Arranquemos por la CABA. Me dicen que la joya de la abuela es el edificio de la calle Cerviño, donde el Código Urbano habilita la edificación de hasta 11 pisos de 600 metros cuadrados cada uno. De ser así, en una zona hiperexclusiva de la ciudad y donde ya no quedan prácticamente terrenos edificables, estamos hablando de un valor final no menor a los 35 millones de dólares, con este emprendimiento. Hay alguna duda de si esto se podría concretar dado que el edificio es fruto de una donación, pero como dicen desde adentro “estamos preparados para cualquier cosa”. Luego quedan los edificios en la calle Chile (San Telmo), Rivadavia y Alsina, tal vez no tan atractivos inmobiliariamente como el primero.

Pero como se supone que este dinero no alcanzará para la puesta en marcha del DIA, se pensó en “un desarrollo inmobiliario” en los terrenos de Castelar. La excusa es que en su momento ese predio llegó a tener 1.000 hectáreas, de los cuales se perdieron 300 antes de esta gestión. Entonces, ¿por qué no ceder un poco más en estos tiempos de ajuste? La idea sería urbanizar una superficie “todavía no definida” con la zanahoria puesta en que los empleados del INTA podrán acceder a las viviendas, aunque no se explica ni cómo ni cúanto valdrían. Según los mismos explicadores “todavía no está definido”.

Puertas adentro del instituto hay distintos focos de fastidio y preocupación. Por un lado el de los trabajadores de la CABA que diariamente deberían trasladarse a Castelar a trabajar.
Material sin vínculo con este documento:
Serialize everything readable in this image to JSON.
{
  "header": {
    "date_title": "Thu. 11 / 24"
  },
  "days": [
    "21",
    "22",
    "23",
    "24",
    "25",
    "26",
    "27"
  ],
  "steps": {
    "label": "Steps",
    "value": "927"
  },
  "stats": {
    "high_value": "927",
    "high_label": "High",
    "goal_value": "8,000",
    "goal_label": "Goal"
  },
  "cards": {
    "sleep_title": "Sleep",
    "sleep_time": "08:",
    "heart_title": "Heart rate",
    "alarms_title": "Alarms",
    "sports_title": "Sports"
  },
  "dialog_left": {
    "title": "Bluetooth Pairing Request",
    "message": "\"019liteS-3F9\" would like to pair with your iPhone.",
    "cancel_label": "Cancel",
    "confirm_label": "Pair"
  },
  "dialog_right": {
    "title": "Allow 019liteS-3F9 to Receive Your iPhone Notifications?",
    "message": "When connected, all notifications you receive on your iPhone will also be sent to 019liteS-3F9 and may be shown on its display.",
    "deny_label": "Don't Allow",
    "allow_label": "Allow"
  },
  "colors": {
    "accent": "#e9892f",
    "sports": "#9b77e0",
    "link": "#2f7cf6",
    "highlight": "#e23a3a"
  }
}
Si bien la conducción política les promete combis de ida y vuelta, no convence a los trabajadores, que ven en esto una maniobra para incentivar el retiro voluntario o la simple renuncia.

Por el otro lado, sospechan que del faranónico proyecto DIA, lo único que se concrete sea la venta de los inmuebles y la urbanización de Castelar. “Nos llame la atención que sea la Agencia de Administración de Bienes del Estado los que están conduciendo el proceso, y que hayan puesto al frente de la comisión a una persona que viene del sector semillero, es decir del ámbito privado”, apuntan las fuentes en la institución.

“Así como no cumplen con el financiamiento que establece la ley del INTA (un porcentaje de los derechos de importación), ¿quién nos garantiza que el fruto de la venta de los inmuebles quede para el INTA y que no va a ir a las arcas del TEsoro Nacional?”, se preguntan.

Pero al margen de la cuestión inmobiliaria, preocupa la situación general de la institución. “Hoy a los técnicos se los están llevando las empresas, porque les ofrecen sueldos mejores y algo que hacer. Un trabajador que se jubila, no se repone. Hay técnicos poniendo la nafta de su bolsillo para asistir a jornadas y viajes. Y se están cancelando proyectos de investigación. Una situación terminal”, afirma una fuente dentro del organismo.